BELLEVUE, WA – On the day that the Pacific Northwest’s most extreme anti-gun rights organization plans to honor Seattle Police Chief Gil Kerlikowske, the Citizens Committee for the Right to Keep and Bear Arms (CCRKBA) is asking why.

“Friday at noon, Washington CeaseFire is going to honor Chief Kerlikowske for his efforts to restrict the rights of law-abiding gun owners, when he can’t even keep track of his own firearm,” said CCRKBA Chairman Alan Gottlieb. “More than a year ago, the chief’s personal 9mm Glock was stolen from his city-owned car while it was parked on a Seattle street, while he and his wife were shopping. Such negligence should not be rewarded.”

Gottlieb noted that CCRKBA’s $1,000 reward for the recovery of Kerlikowske’s pistol still stands.

“This is CeaseFire’s payback to Kerlikowske for supporting their attempt to close a mythical ‘gun show loophole’,” said CCRKBA Executive Director Joe Waldron. “Perhaps the citizens of Washington State would be better served if CeaseFire tried to close the parked police car loophole. With more than one million law-biding gun owners in Washington, Chief Kerlikowske has joined that small group of irresponsible individuals who leave guns lying around where thieves can easily steal them. By now, his missing gun may have been involved in a crime.

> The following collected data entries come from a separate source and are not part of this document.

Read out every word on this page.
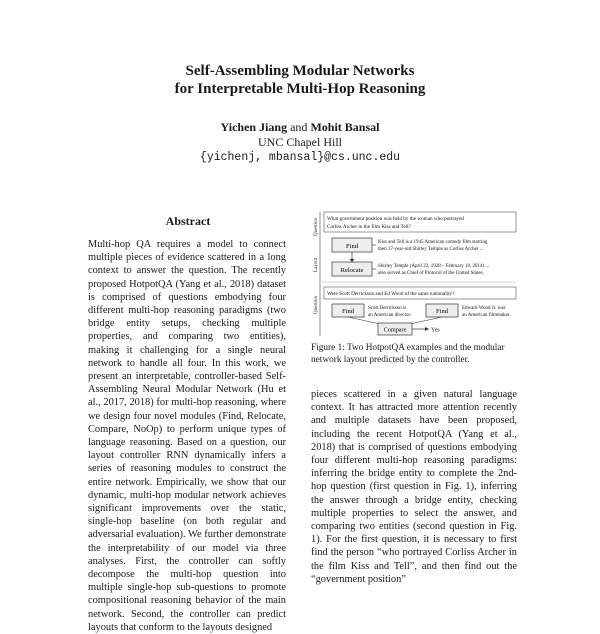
Self-Assembling Modular Networks
for Interpretable Multi-Hop Reasoning
Yichen Jiang and Mohit Bansal
UNC Chapel Hill
{yichenj, mbansal}@cs.unc.edu
Abstract
Multi-hop QA requires a model to connect multiple pieces of evidence scattered in a long context to answer the question. The recently proposed HotpotQA (Yang et al., 2018) dataset is comprised of questions embodying four different multi-hop reasoning paradigms (two bridge entity setups, checking multiple properties, and comparing two entities), making it challenging for a single neural network to handle all four. In this work, we present an interpretable, controller-based Self-Assembling Neural Modular Network (Hu et al., 2017, 2018) for multi-hop reasoning, where we design four novel modules (Find, Relocate, Compare, NoOp) to perform unique types of language reasoning. Based on a question, our layout controller RNN dynamically infers a series of reasoning modules to construct the entire network. Empirically, we show that our dynamic, multi-hop modular network achieves significant improvements over the static, single-hop baseline (on both regular and adversarial evaluation). We further demonstrate the interpretability of our model via three analyses. First, the controller can softly decompose the multi-hop question into multiple single-hop sub-questions to promote compositional reasoning behavior of the main network. Second, the controller can predict layouts that conform to the layouts designed
Question
Layout
Question
What government position was held by the woman who portrayed
Corliss Archer in the film Kiss and Tell?
Find
Relocate
Kiss and Tell is a 1945 American comedy film starring
then 17-year-old Shirley Temple as Corliss Archer ...
Shirley Temple (April 23, 1928 – February 10, 2014) ...
also served as Chief of Protocol of the United States.
Were Scott Derrickson and Ed Wood of the same nationality?
Find	Scott Derrickson is
an American director.
Find	Edward Wood Jr. was
an American filmmaker.
Compare	Yes
Figure 1: Two HotpotQA examples and the modular network layout predicted by the controller.
pieces scattered in a given natural language context. It has attracted more attention recently and multiple datasets have been proposed, including the recent HotpotQA (Yang et al., 2018) that is comprised of questions embodying four different multi-hop reasoning paradigms: inferring the bridge entity to complete the 2nd-hop question (first question in Fig. 1), inferring the answer through a bridge entity, checking multiple properties to select the answer, and comparing two entities (second question in Fig. 1). For the first question, it is necessary to first find the person “who portrayed Corliss Archer in the film Kiss and Tell”, and then find out the “government position”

“Not only did the Citizens Committee post a reward for the recovery of Chief Kerlikowske’s pistol,” Waldron noted, “the Washington Arms Collectors – the state’s largest gun show operator and grassroots gun rights organization – has been actively watching for it, which appears to be a lot more than the chief or his department has done to recover that firearm.

“Responsible gun owners know better than to leave loaded firearms in their cars, parked on the streets of downtown Seattle,” Gottlieb said. “Yet these are the very people whose firearms rights Chief Kerlikowske wants to help CeaseFire erode, and he’s being rewarded for that.

“Before Kerlikowske, a transplant from back East, tries to tell Washingtonians about firearm responsibility,” Gottlieb said, “he ought to practice a little of his own. Before an extremist group like Washington CeaseFire heaps praise on the chief, they need to know whether his stolen gun has been used to harm someone.”